Mohammed Morsi is shown behind bars with his hands raised in the air.

Egypt's deposed president Mohammed Morsi greets his lawyers and people from behind bars at a court on the outskirts of Cairo, Egypt, 2015.

Credit:

Amr Abdallah Dalsh/Reuters/File Photo

Former Egyptian president Mohammed Morsi, the first democratically elected head of state in Egypt's modern history, died on Monday aged 67 after collapsing in a Cairo court while on trial on espionage charges, authorities said.

Morsi, a top figure in the now-banned Muslim Brotherhood, had been in jail since being toppled by the military in 2013 after barely a year in power following mass protests against his rule.

The public prosecutor said he had collapsed in a defendants' cage in the courtroom shortly after speaking, and had been pronounced dead in hospital at 4:50 p.m. It said an autopsy had shown no signs of recent injury on his body.

BBC Profile: Egypt's Mohammed Morsi

After decades of repression under Egyptian autocrats, the Brotherhood won a parliamentary election after a popular uprising toppled former president Hosni Mubarak, and his military-backed establishment in 2011.

Morsi was elected to power in 2012 in Egypt's first free presidential election, having been thrown into the race at the last moment by the disqualification on a technicality of millionaire businessman Khairat al-Shater, by far the Brotherhood's preferred choice.

His victory marked a radical break with the military men who had supported every Egyptian leader since the overthrow of the monarchy in 1952.

Morsi promised a moderate Islamist agenda to steer Egypt into a new democratic era where autocracy would be replaced by transparent government that respected human rights and revived the fortunes of a powerful Arab state long in decline.

But the euphoria that greeted the end of an era of presidents who ruled like pharaohs did not last long.

The stocky, bespectacled man, born in 1951 in the dying days of the monarchy, told Egyptians he would deliver an "Egyptian renaissance with an Islamic foundation."

Instead, he alienated millions who accused him of usurping unlimited powers, imposing the Brotherhood's conservative brand of Islam and mismanaging the economy, all of which he denied.

State of emergency

Security sources said the Interior Ministry had declared a state of alert on Monday, notably in Morsi's home province of Sharqiya in the Nile Delta, where the body was expected to be taken for burial.  
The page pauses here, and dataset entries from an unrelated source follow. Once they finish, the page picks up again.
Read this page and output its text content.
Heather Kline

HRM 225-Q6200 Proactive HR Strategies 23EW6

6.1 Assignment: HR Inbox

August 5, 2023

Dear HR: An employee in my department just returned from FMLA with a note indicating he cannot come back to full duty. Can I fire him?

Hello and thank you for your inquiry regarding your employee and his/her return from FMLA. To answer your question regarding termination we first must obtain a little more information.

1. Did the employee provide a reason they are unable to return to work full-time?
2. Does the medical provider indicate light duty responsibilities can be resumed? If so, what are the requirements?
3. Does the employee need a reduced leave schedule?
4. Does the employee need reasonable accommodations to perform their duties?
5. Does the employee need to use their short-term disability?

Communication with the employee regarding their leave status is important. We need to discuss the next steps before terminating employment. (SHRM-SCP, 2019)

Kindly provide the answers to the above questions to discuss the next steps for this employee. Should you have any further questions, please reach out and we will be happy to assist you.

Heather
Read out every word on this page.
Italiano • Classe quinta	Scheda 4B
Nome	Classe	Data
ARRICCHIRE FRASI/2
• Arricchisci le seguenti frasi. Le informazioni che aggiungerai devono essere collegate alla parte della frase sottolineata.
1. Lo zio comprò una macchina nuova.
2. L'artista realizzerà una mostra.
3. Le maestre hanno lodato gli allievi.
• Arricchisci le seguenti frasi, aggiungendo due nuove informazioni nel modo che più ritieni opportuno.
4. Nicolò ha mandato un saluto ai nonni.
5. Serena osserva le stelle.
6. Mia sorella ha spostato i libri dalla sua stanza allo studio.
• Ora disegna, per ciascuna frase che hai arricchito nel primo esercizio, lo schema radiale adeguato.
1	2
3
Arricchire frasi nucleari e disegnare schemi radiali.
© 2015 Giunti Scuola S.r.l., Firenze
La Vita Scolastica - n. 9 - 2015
Morsi had been in court for a hearing on charges of espionage emanating from suspected contacts with the Palestinian Islamist group Hamas, which had close ties to the Brotherhood.

His body was taken to the Tora prison hospital, state television reported.

His lawyer said Morsi's health had been poor in jail. "We had put in several requests for treatment, some were accepted and others were not," the lawyer, Abdel-Menem Abdel-Maqsood, told Reuters.

Morsi was serving a 20-year prison sentence for a conviction arising from the killing of protesters during demonstrations in 2012, and a life sentence for espionage in a case related to the Gulf state of Qatar. He had denied the charges.

Turkish President Recep Tayyip Erdoğan mourned his fellow Islamist as a martyr.

"Putting doubts aside, he has become a martyr today with the fulfillment of God's order ... Our prayers are with him," Erdoğan said.

"Condolences to all my brothers who walked the same path as he did. Condolences to the people of Egypt. Condolences to his family and those close to him."

Qatar's emir, Sheikh Tamim bin Hamad Al Thani, a backer of Morsi and his Brotherhood, tweeted his condolences to Morsi's family "and to the brotherly Egyptian people."